Meta learning to gradient hack

Summary:

I saw some posts (here, here, here and here) discussing whether a neural net can “protect” a subnet from modification by gradient descent. I directly investigate this possibility using meta learning to find a neural network initialization that

  • Models the function f(x) = 1

  • Is very difficult to re-train with SGD to model another function (specifically f(x) = sin(x))

The meta learner is able to greatly reduce the efficacy of SGD during retraining by increasing the magnitude of the linear weight values (to over 100,000 in some cases). Edit: after closer examination (thanks evhub), it seems like the meta learner uses some other approach to prevent retraining. The increased weight magnitude was incidental. However, it can’t protect the final layer’s bias term from SGD, so instead the meta learner initially models f(x) = 1.68, so that it’s close to modeling f(x) = 1 after the base optimizer reduces the final layer’s bias term.

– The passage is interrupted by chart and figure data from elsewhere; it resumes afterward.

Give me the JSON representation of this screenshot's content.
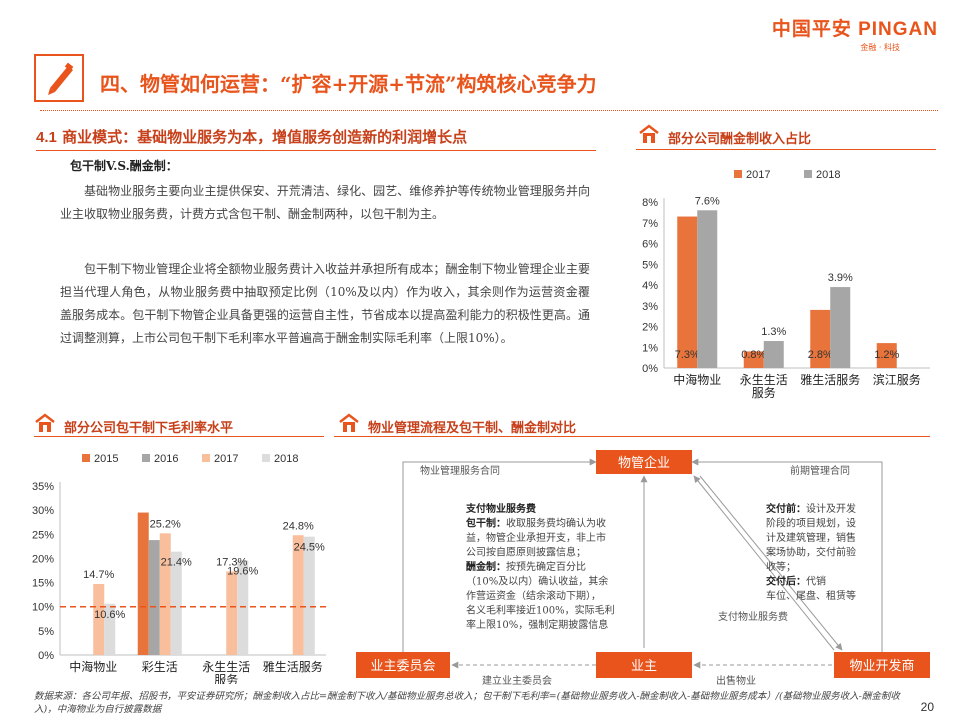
{
  "brand": {
    "name": "中国平安 PINGAN",
    "tagline": "金融 · 科技"
  },
  "page_title": "四、物管如何运营：“扩容+开源+节流”构筑核心竞争力",
  "section": {
    "number": "4.1",
    "title": "商业模式：基础物业服务为本，增值服务创造新的利润增长点"
  },
  "subheading": "包干制V.S.酬金制：",
  "paragraphs": [
    "基础物业服务主要向业主提供保安、开荒清洁、绿化、园艺、维修养护等传统物业管理服务并向业主收取物业服务费，计费方式含包干制、酬金制两种，以包干制为主。",
    "包干制下物业管理企业将全额物业服务费计入收益并承担所有成本；酬金制下物业管理企业主要担当代理人角色，从物业服务费中抽取预定比例（10%及以内）作为收入，其余则作为运营资金覆盖服务成本。包干制下物管企业具备更强的运营自主性，节省成本以提高盈利能力的积极性更高。通过调整测算，上市公司包干制下毛利率水平普遍高于酬金制实际毛利率（上限10%）。"
  ],
  "panels": {
    "chart1_title": "部分公司酬金制收入占比",
    "chart2_title": "部分公司包干制下毛利率水平",
    "flow_title": "物业管理流程及包干制、酬金制对比"
  },
  "colors": {
    "accent": "#e8541c",
    "s2015": "#e8743b",
    "s2016": "#a6a6a6",
    "s2017": "#f9be9b",
    "s2018": "#dcdcdc"
  },
  "chart_data": [
    {
      "type": "bar",
      "categories": [
        "中海物业",
        "永生生活服务",
        "雅生活服务",
        "滨江服务"
      ],
      "series": [
        {
          "name": "2017",
          "values": [
            7.3,
            0.8,
            2.8,
            1.2
          ]
        },
        {
          "name": "2018",
          "values": [
            7.6,
            1.3,
            3.9,
            null
          ]
        }
      ],
      "data_labels": {
        "2017": [
          "7.3%",
          "0.8%",
          "2.8%",
          "1.2%"
        ],
        "2018": [
          "7.6%",
          "1.3%",
          "3.9%",
          ""
        ]
      },
      "category_lines": [
        [
          "中海物业"
        ],
        [
          "永生生活",
          "服务"
        ],
        [
          "雅生活服务"
        ],
        [
          "滨江服务"
        ]
      ],
      "ylim": [
        0,
        8
      ],
      "yticks": [
        "0%",
        "1%",
        "2%",
        "3%",
        "4%",
        "5%",
        "6%",
        "7%",
        "8%"
      ],
      "legend": "top",
      "grid": false
    },
    {
      "type": "bar",
      "categories": [
        "中海物业",
        "彩生活",
        "永生生活服务",
        "雅生活服务"
      ],
      "series": [
        {
          "name": "2015",
          "values": [
            null,
            29.5,
            null,
            null
          ]
        },
        {
          "name": "2016",
          "values": [
            null,
            23.8,
            null,
            null
          ]
        },
        {
          "name": "2017",
          "values": [
            14.7,
            25.2,
            17.3,
            24.8
          ]
        },
        {
          "name": "2018",
          "values": [
            10.6,
            21.4,
            19.6,
            24.5
          ]
        }
      ],
      "data_labels": [
        {
          "text": "14.7%",
          "cat": 0,
          "s": 2
        },
        {
          "text": "10.6%",
          "cat": 0,
          "s": 3
        },
        {
          "text": "25.2%",
          "cat": 1,
          "s": 2
        },
        {
          "text": "21.4%",
          "cat": 1,
          "s": 3
        },
        {
          "text": "17.3%",
          "cat": 2,
          "s": 2
        },
        {
          "text": "19.6%",
          "cat": 2,
          "s": 3
        },
        {
          "text": "24.8%",
          "cat": 3,
          "s": 2
        },
        {
          "text": "24.5%",
          "cat": 3,
          "s": 3
        }
      ],
      "category_lines": [
        [
          "中海物业"
        ],
        [
          "彩生活"
        ],
        [
          "永生生活",
          "服务"
        ],
        [
          "雅生活服务"
        ]
      ],
      "ylim": [
        0,
        35
      ],
      "yticks": [
        "0%",
        "5%",
        "10%",
        "15%",
        "20%",
        "25%",
        "30%",
        "35%"
      ],
      "reference_line": 10,
      "legend": "top",
      "grid": false
    }
  ],
  "flow": {
    "nodes": {
      "company": "物管企业",
      "committee": "业主委员会",
      "owner": "业主",
      "developer": "物业开发商"
    },
    "edges": {
      "contract": "物业管理服务合同",
      "early_contract": "前期管理合同",
      "pay_fee": "支付物业服务费",
      "build_committee": "建立业主委员会",
      "sell": "出售物业"
    },
    "note_left": {
      "title": "支付物业服务费",
      "lines": [
        {
          "bold": "包干制：",
          "text": "收取服务费均确认为收"
        },
        {
          "bold": "",
          "text": "益，物管企业承担开支，非上市"
        },
        {
          "bold": "",
          "text": "公司按自愿原则披露信息；"
        },
        {
          "bold": "酬金制：",
          "text": "按预先确定百分比"
        },
        {
          "bold": "",
          "text": "（10%及以内）确认收益，其余"
        },
        {
          "bold": "",
          "text": "作营运资金（结余滚动下期），"
        },
        {
          "bold": "",
          "text": "名义毛利率接近100%，实际毛利"
        },
        {
          "bold": "",
          "text": "率上限10%，强制定期披露信息"
        }
      ]
    },
    "note_right": {
      "lines": [
        {
          "bold": "交付前：",
          "text": "设计及开发"
        },
        {
          "bold": "",
          "text": "阶段的项目规划，设"
        },
        {
          "bold": "",
          "text": "计及建筑管理，销售"
        },
        {
          "bold": "",
          "text": "案场协助，交付前验"
        },
        {
          "bold": "",
          "text": "收等；"
        },
        {
          "bold": "交付后：",
          "text": "代销"
        },
        {
          "bold": "",
          "text": "车位、尾盘、租赁等"
        }
      ]
    }
  },
  "footer": "数据来源：各公司年报、招股书，平安证券研究所；酬金制收入占比=酬金制下收入/基础物业服务总收入；包干制下毛利率=(基础物业服务收入-酬金制收入-基础物业服务成本）/(基础物业服务收入-酬金制收入)，中海物业为自行披露数据",
  "page_number": "20"
}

I’ve included my code and my meta trained model in this GitHub.

Background:

There are two functions: the base function and the meta function. The freshly initialized network should model the meta function. Then, the base optimizer will train the network to model the base function. My goal was to find a network initialization that continues to model the meta function, even after the base optimizer trains the network to model the base function.

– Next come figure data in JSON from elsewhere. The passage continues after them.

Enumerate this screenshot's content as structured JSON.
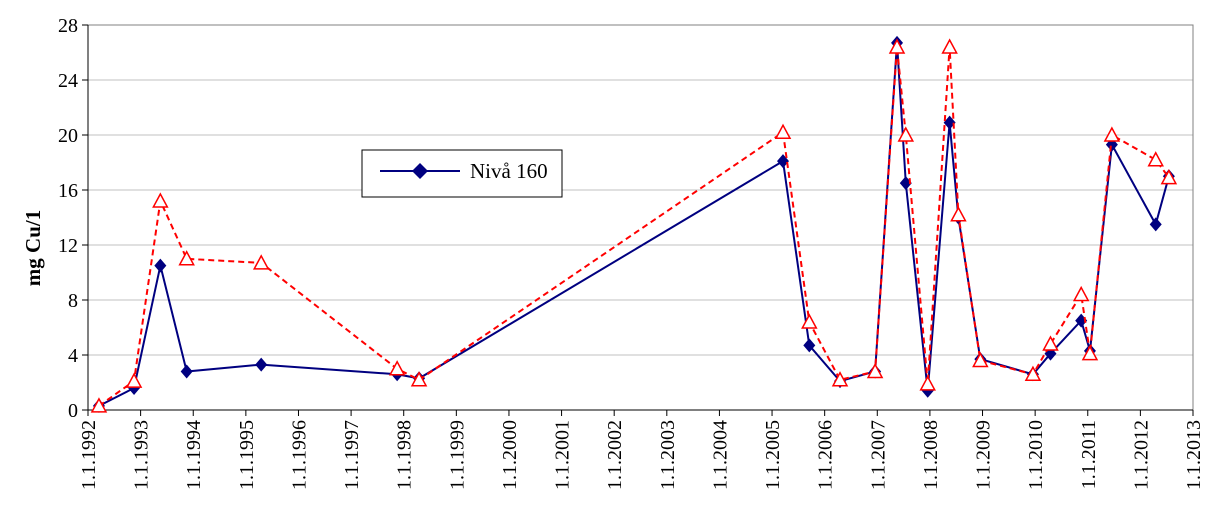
{
  "chart_data": {
    "type": "line",
    "ylabel": "mg Cu/1",
    "xlabel": "",
    "ylim": [
      0,
      28
    ],
    "yticks": [
      "0",
      "4",
      "8",
      "12",
      "16",
      "20",
      "24",
      "28"
    ],
    "xlim_years": [
      1992,
      2013
    ],
    "xticks": [
      "1.1.1992",
      "1.1.1993",
      "1.1.1994",
      "1.1.1995",
      "1.1.1996",
      "1.1.1997",
      "1.1.1998",
      "1.1.1999",
      "1.1.2000",
      "1.1.2001",
      "1.1.2002",
      "1.1.2003",
      "1.1.2004",
      "1.1.2005",
      "1.1.2006",
      "1.1.2007",
      "1.1.2008",
      "1.1.2009",
      "1.1.2010",
      "1.1.2011",
      "1.1.2012",
      "1.1.2013"
    ],
    "grid": "horizontal",
    "legend": "center-left",
    "colors": {
      "series1": "#000080",
      "series2": "#ff0000"
    },
    "series": [
      {
        "name": "Nivå 160",
        "marker": "diamond",
        "line": "solid",
        "x": [
          "1992-03",
          "1992-11",
          "1993-05",
          "1993-11",
          "1995-04",
          "1997-11",
          "1998-04",
          "2005-03",
          "2005-09",
          "2006-04",
          "2006-12",
          "2007-05",
          "2007-07",
          "2007-12",
          "2008-05",
          "2008-07",
          "2008-12",
          "2009-12",
          "2010-04",
          "2010-11",
          "2011-01",
          "2011-06",
          "2012-04",
          "2012-07"
        ],
        "values": [
          0.3,
          1.6,
          10.5,
          2.8,
          3.3,
          2.6,
          2.3,
          18.1,
          4.7,
          2.1,
          2.8,
          26.7,
          16.5,
          1.4,
          20.9,
          14.0,
          3.7,
          2.6,
          4.1,
          6.5,
          4.3,
          19.3,
          13.5,
          17.0
        ]
      },
      {
        "name": "",
        "marker": "triangle",
        "line": "dashed",
        "x": [
          "1992-03",
          "1992-11",
          "1993-05",
          "1993-11",
          "1995-04",
          "1997-11",
          "1998-04",
          "2005-03",
          "2005-09",
          "2006-04",
          "2006-12",
          "2007-05",
          "2007-07",
          "2007-12",
          "2008-05",
          "2008-07",
          "2008-12",
          "2009-12",
          "2010-04",
          "2010-11",
          "2011-01",
          "2011-06",
          "2012-04",
          "2012-07"
        ],
        "values": [
          0.3,
          2.1,
          15.2,
          11.0,
          10.7,
          3.0,
          2.2,
          20.2,
          6.4,
          2.2,
          2.8,
          26.4,
          20.0,
          1.9,
          26.4,
          14.2,
          3.6,
          2.6,
          4.8,
          8.4,
          4.1,
          20.0,
          18.2,
          16.9
        ]
      }
    ]
  }
}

It turns out that the process of gradient descent optimization is itself differentiable. Thus, we can start with a random network initialization, and repeat the following meta training cycle:

  1. Train a freshly initialized network to model the base function.

  2. Evaluate the trained network on the meta function.

  3. Backpropegate from the loss on the meta function, through the training process, to the network initialization.

Methods:

I use the learn2learn framework to handle the meta learning. I train a 4 layer feed forward neural network (sizes 256, 128, 64, 64). Each cycle of training on the base function lasts between 70 and 120 training steps, with batch size 1024, a learning rate of 0.01, using the L1 loss between the output and f(x) = sin(x). The meta optimizer uses a learning rate of 0.1 and momentum of 0.92. Both base and meta optimizers use SGD. Additionally, I include the network’s initial performance on the meta objective (before any training on the base objective) in the meta loss function.

The meta training process was incredibly erratic, with losses spiking over into the hundreds of thousands before settling down. Later experiments showed a meta learning rate of ~0.01 helps control this.

Results:

Output of randomly initialized network before training on base objective. Network output is in red, while base and meta objectives are in blue.
Output of randomly initialized network after 10 steps of training on base objective.
Output of randomly initialized network after 70 steps of training on base objective.
Output of the network after 100,000 meta learning cycles and before any training on the base objective.
Output of the network after 100,000 meta learning cycles and after training on the base objective for 70 steps.

For the randomly initialized network, we can see it quickly learns to model the base function f(x) = sin(x). In particular, training from the random initialization causes the outputs to begin bending to match the curves of sin(x) by step 10.

In contrast, training the meta learned initialization to model sin(x) is far harder. After 100,000 cycles of meta training, we get an initialization whose output remains flat throughout the retraining process. However, the height of the output changes over the base training (from ~1.68 to ~1 after 70 base training steps). This makes sense because there’s no way to “protect” the final layer’s bias term from being changed by the gradient of the base objective.

Thoughts and future goals:

It’s pretty clearly possible to configure network weights to interfere with SGD. I looked at the meta learned weights and noticed the linear weights have very high magnitudes (sometimes over 100,000). This makes the base optimizer’s step size far too small to effectively train the network. Edit: after closer examination (thanks evhub), it seems like the meta learner uses some other approach to prevent retraining. The increased weight magnitude was incidental. The meta trained network remains untrainable even after using an L2 penalty to reduce the magnitude of the weights or when using an optimizer like Rprop, which changes weights by a relative factor rather than an absolute step size.

This is a simple and effective strategy I hadn’t thought of, but once you know about it, you can check for it pretty easily. Next, I’ll include an L2 regularization penalty in the meta objective and try to learn an untrainable network initialization with smaller weight values.

I am concerned that there turned out to be such a simple strategy for subnet protection that (as far as I can tell) no one thought of before hand. That doesn’t speak well for humans’ ability to predict the behavior of learning processes.

I’m also curious if it would be possible for a malicious mesa optimizer to deliberately perform computation in such a way as to increase the average magnitude of its own weights or the weights of some other portion of the network. I may experiment with directly training a subnet to increase the weights of another subnet.